We present two cases of genetically confirmed ATP1A3 mutations with clinical features of rapid-onset dystonia-parkinsonism (RDP) and overlapping functional neurologic disorder (FND) phenotypes.

(see videos)

Case 1 (C1): 16y/o F with history of anxiety, abuse, and OCD presented with one year of sub-acute distal >proximal appendicular dystonia, R>L side, without axial involvement. R hand dystonia worsened with stress.

Following a traumatic event three years from onset, patient had acute, severe, sustained anarthria and jaw opening dystonia. Interestingly, she had improvement in hand and leg dystonia, despite stark progression of bulbar symptoms.

Case 2 (C2): 18y/o F with history of anxiety and childhood trauma presented with acute symptoms of fixed distal dystonia following a triggering event. A variety of abnormal movements followed, some rapidly progressed, others were intermittent.  She had a period of relative remission a month later.   

Both saw multiple movement disorder specialists and were initially diagnosed with FND.

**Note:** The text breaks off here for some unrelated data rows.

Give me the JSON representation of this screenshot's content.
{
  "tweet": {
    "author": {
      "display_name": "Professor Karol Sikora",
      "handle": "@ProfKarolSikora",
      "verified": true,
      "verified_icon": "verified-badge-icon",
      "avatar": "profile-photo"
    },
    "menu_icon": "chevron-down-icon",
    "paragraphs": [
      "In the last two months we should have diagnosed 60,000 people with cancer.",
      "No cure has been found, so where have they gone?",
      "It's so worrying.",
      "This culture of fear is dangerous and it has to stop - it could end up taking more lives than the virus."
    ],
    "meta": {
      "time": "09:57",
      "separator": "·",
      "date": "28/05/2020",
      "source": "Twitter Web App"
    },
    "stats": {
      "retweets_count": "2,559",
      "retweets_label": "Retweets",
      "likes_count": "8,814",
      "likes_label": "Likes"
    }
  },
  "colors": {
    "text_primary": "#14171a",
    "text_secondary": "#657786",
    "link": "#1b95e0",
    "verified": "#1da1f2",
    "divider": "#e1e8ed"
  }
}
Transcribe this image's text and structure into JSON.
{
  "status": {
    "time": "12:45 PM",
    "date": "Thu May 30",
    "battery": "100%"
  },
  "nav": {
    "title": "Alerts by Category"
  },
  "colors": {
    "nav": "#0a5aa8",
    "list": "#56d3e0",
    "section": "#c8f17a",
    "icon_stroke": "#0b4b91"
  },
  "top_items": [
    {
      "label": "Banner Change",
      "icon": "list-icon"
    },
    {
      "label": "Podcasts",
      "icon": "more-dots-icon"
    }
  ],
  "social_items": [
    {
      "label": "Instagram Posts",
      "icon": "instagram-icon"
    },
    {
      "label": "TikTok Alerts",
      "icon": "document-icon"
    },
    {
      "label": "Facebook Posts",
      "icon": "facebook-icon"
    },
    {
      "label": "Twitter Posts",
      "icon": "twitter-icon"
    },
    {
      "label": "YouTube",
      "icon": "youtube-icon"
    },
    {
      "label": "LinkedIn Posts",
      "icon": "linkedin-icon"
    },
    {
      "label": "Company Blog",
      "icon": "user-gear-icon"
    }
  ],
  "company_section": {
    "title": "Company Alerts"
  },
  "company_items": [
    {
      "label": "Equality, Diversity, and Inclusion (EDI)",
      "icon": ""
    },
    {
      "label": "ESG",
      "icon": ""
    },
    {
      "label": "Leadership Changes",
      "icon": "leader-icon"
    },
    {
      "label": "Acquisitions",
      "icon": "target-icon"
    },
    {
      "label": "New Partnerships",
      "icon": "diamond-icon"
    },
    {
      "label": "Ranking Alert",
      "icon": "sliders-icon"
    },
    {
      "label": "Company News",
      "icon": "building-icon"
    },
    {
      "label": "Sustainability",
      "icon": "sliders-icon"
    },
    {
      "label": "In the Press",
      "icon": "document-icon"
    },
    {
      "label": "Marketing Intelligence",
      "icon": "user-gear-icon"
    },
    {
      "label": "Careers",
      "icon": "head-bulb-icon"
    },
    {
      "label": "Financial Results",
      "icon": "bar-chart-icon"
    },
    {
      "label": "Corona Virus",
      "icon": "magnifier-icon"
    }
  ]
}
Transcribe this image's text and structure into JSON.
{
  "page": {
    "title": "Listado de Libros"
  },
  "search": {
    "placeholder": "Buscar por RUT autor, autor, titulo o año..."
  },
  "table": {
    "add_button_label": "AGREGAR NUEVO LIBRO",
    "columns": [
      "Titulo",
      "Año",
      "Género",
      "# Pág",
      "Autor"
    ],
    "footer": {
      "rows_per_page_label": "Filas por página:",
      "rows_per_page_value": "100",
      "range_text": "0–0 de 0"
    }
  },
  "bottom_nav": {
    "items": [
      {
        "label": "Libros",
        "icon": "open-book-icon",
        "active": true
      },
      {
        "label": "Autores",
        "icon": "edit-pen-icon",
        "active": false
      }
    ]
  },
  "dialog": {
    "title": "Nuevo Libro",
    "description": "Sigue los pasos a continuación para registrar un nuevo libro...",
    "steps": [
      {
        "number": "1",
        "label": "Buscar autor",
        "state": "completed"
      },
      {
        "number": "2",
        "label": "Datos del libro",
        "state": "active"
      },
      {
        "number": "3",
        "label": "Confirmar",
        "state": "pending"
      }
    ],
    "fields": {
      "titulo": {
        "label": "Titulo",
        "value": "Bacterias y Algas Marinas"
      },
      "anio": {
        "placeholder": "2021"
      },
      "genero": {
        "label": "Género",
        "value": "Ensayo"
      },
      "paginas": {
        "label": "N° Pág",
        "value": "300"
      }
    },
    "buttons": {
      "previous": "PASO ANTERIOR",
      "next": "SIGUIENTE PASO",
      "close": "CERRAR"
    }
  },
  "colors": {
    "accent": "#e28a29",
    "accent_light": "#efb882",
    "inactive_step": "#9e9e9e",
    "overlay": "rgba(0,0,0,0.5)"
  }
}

MRI brain and thorough laboratory workup for both patients was unremarkable, including paraneoplastic panel and Wilson’s disease testing.

Genetic Testing

C1: Invitae Dystonia Comprehensive Panel (18 genes analyzed)

C2: Massachusetts General Neurogenetics test for RDP, ATP1A3 mutation analysis

Both patients failed trials of carbidopa-levodopa, and were unable to tolerate baclofen, but receive botulinum toxin injections for dystonia. Trihexyphenidyl was moderately beneficial.

C1: heterozygous ATP1A3 gene variant c.2417T>G (p.Met806Arg).

This possible pathogenic mutation is described in a patient with alternating hemiplegia of childhood

C2: heterozygous ATP1A3 gene variant c.2767G>A(p.Asp923Asn).

This pathogenic mutation is described in patients with RDP

Greater availability of genetic testing and improved understanding of ATP1A3 mutations and phenotypes may be useful for diagnosis, but do not rule out FND overlay.